Moravian College and Moravian Theological Seminary formed what could be called a "groundbreaking partnership" this summer, when twenty-one participants of all ages and backgrounds took part in the Ramat Rahel Archaeological Project in Israel. (Read their first-hand reports at houndsintheground.wordpress.com.)
Co-led by Jason Radine, assistant professor of religion at the College, and Deborah Appler, associate professor of Old Testament at the Seminary, the Moravian contingent of students, professors (including English professor John Black), and interested friends explored Ramat Rahel, an archaeologically rich site located on a hilltop above modern Jerusalem, near Bethlehem. The site was inhabited from the seventh century B.C. to the tenth century A.D., and was one of the most important administrative centers in ancient Judah.
The five-year-old Ramat Rahel Archaeological Project in Israel, directed by Oded Lipschits of Tel-Aviv University and Manfred Oeming of Heidelberg University, is far more than a travel experience. Student participants rise at 4:30 a.m. to work in the field, attend classes, and write papers during their two- to four-week stay. For the "Archaeology of Judah and Jerusalem" course, students visited nearby Old Jerusalem to see excavations that shed new light on the ancient city's role and power. "Students experience the intensity of scholarly debate first-hand," said Professor Radine. "They become part of the process, digging up information with their own hands to discover the ancient past of this area."
Discoveries and Discussions
Working alongside participants from Tel-Aviv University, Heidelberg University, and many other schools, Moravians unearthed pottery fragments, jewelry, ritual baths, and hidden tunnels. Perhaps most significant was the discovery of an ancient reservoir system found on the last day of the dig. "Ramat Rahel was well known for its incredible palaces and architecture, but no one knew where it got its water. Now we know it was a reservoir system," said Professor Appler.

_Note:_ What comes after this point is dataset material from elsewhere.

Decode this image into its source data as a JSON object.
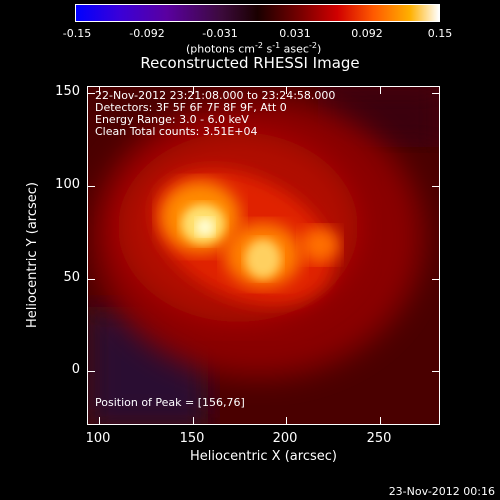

"When students open that dirt and pull out something thousands of years old ... they are really experiencing history," said Professor Appler.
Appler co-supervised a group that studied terraced gardens where grapes were grown millennia ago, most likely in soil transported from other areas. Radine co-supervised a group that excavated an area filled with jug fragments bearing royal seal impressions dated to four different periods, as early as the Iron Age. The jugs were used to collect taxes.
"Digs like these give students an opportunity to be in a different culture—literally in the land," said Professor Appler. "When they open that dirt and pull out something thousands of years old, they are the first to touch and taste it in all that time. They are really experiencing history."
Professors Radine and Appler are already planning future collaborations that could include other excavations. The cross-institutional, international experience "is a wonderful opportunity for everyone involved," said Radine. "It provides students with a different and broader perspective."
"On an international dig, you get a chance to meet people who think differently," agreed Appler. "You discuss everything from the economy to health care—digging gives you a lot of time to talk."